FET = Fisher exact test. *: statistically significant (a p-value less than 0.05).
Figure 1. Relation between mother gene mutation and Doppler findings. % of cases having the mutation is plotted on the vertical axis and the genotype (homozygous or heterozygous) is plotted on the horizontal axis.
In recent years, a relationship between the thrombophilia factor and low fertility in women has been suggested. Several genes involved in the regulation of the endometrial receptivity were discovered [12] [13]. Mutations (homozygous and heterozygous) in the MTHFR (C677T and A 1298C) gene decrease the MTHFR enzyme activity and stability impairing folic acid metabolism and causing hyper-homocysteinaemia which results in increased coagulation tendency. This mechanism could lead to thrombosis of maternal vessels impairing the perfusion of the endometrium and impairing implantation [14] [15].

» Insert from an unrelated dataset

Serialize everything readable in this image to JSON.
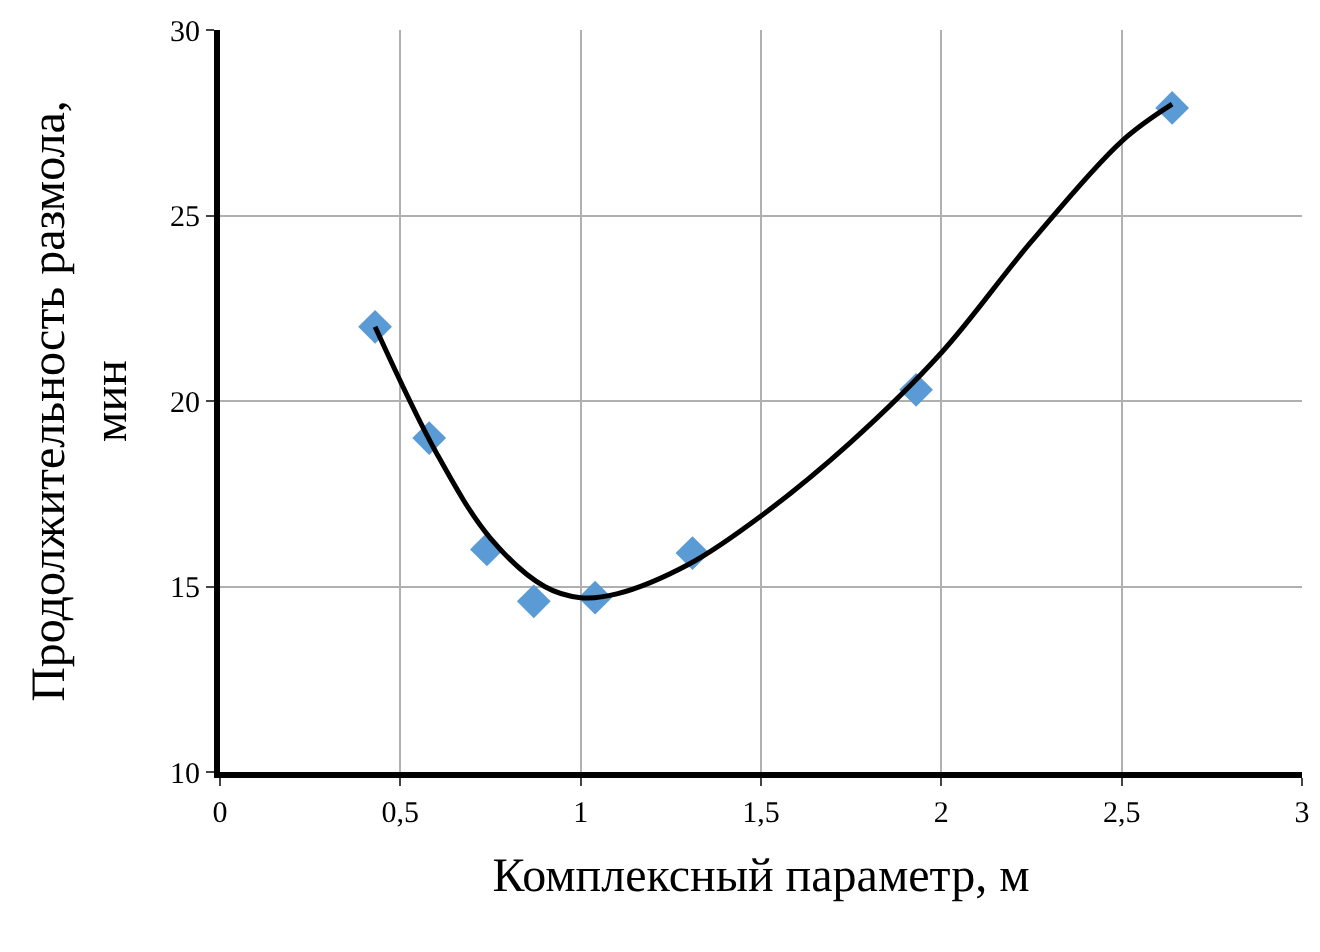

Accordingly, researchers were eager to investigate the presence of the MTHFR C677T mutation in infertile women and in women with failed implantation; however, the results are controversial. Some authors failed to identify inherited thrombophilia, including the MTHFR C677T mutation, as a risk factor for infertility, [16] [17] while others reported conflicting findings, particularly in women with implantation failure [18].

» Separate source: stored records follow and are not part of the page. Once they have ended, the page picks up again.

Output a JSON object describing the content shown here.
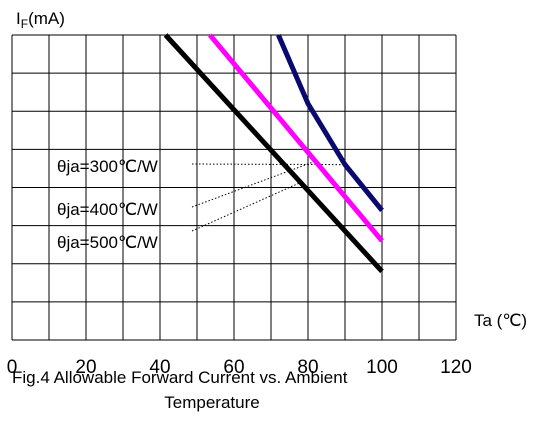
{
  "chart_data": {
    "type": "line",
    "ylabel": "IF(mA)",
    "ylabel_main": "I",
    "ylabel_sub": "F",
    "ylabel_unit": "(mA)",
    "xlabel": "Ta (℃)",
    "xticks": [
      "0",
      "20",
      "40",
      "60",
      "80",
      "100",
      "120"
    ],
    "xlim": [
      0,
      120
    ],
    "ylim": [
      0,
      8
    ],
    "grid": true,
    "caption_line1": "Fig.4 Allowable Forward Current vs. Ambient",
    "caption_line2": "Temperature",
    "colors": {
      "s300": "#0a0a6e",
      "s400": "#ff00ff",
      "s500": "#000000",
      "grid": "#000000"
    },
    "series": [
      {
        "name": "θja=300℃/W",
        "color": "#0a0a6e",
        "x": [
          72,
          80,
          90,
          100
        ],
        "y": [
          8.0,
          6.2,
          4.6,
          3.4
        ]
      },
      {
        "name": "θja=400℃/W",
        "color": "#ff00ff",
        "x": [
          53.5,
          100
        ],
        "y": [
          8.0,
          2.6
        ]
      },
      {
        "name": "θja=500℃/W",
        "color": "#000000",
        "x": [
          41.5,
          100
        ],
        "y": [
          8.0,
          1.8
        ]
      }
    ]
  }
}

In a study done by Ge J and others, recurrent early miscarriage was higher among patients with either inherited or acquired thrombophilia defects [19]. These results were explained by possible reduction in the perfusion of the intervillous space leading to placentation failure which could be due to thrombosis of maternal vessels.
In a meta-analysis including different ethnic subgroups, the association between MTHFR polymorphisms and unexplained early pregnancy loss (URPL) was examined. Researchers found a significant association between MTHFR C677T mutation and URPL only in the East Asian subgroup [20].
Results from other studies were completely different, some researchers demonstrated that the alleles of MTHFR C677T and A1298C were not associated with implantation failure and recurrent miscarriage. The same results were reported by Holmes et al.
Another study included 19 singleton pregnancies with abnormal blood flow in the uterine arteries during the first trimester of gestation compared to 24 matched control with normal flow patterns. All patients were genotyped for sequence variations in different thrombophilic genes including MTHFR. No differences were found between groups in any of these genes. Researchers also reported that the co-occurrence of several polymorphisms in the same patient was also not related to the blood flow patterns in the uterine arteries.
All these studies investigated MTHFR C677T mutation in cases of either failed implantation or recurrent early pregnancy loss due to poor uterine perfusion but studies including infertile cases concentrated only on presence or absence of normal uterine blood flow assessed by Doppler ultrasonography without investigating the possible cause of abnormal uterine artery Doppler. Considering unexplained infertility a result of failed implantation in a couple having no definite cause of failed conception, we could compare our results to studies investigating failed implantation and early pregnancy loss. Accordingly, their results could partially match with our results as we found only one case with positive mutation in the group with normal uterine artery Doppler which was statistically insignificant, but we found a significant difference in the group with abnormal uterine artery Doppler.
5. Conclusion
MTHFR C677T gene mutation may play a vital role in unexplained infertility.
Recommendation
Investigating thrombophilia may be an additional evaluation beside other host evaluations in patients with unexplained infertility.
Limitations of the Study
The result of our study is limited because of the case-control nature of the study and large prospective investigations are warranted to confirm this association before embarking in screening or intervention studies.
Acknowledgements
Special thanks to doctor Mohamed El Sayed for his co-operation in statistics, and to nursing staff of the infertility clinic of El-Shatby Hospital for their co-operation.
Ethical Approval
By the Ethical Committee of Alexandria Faculty of Medicine (Approval Number: 2018-117990).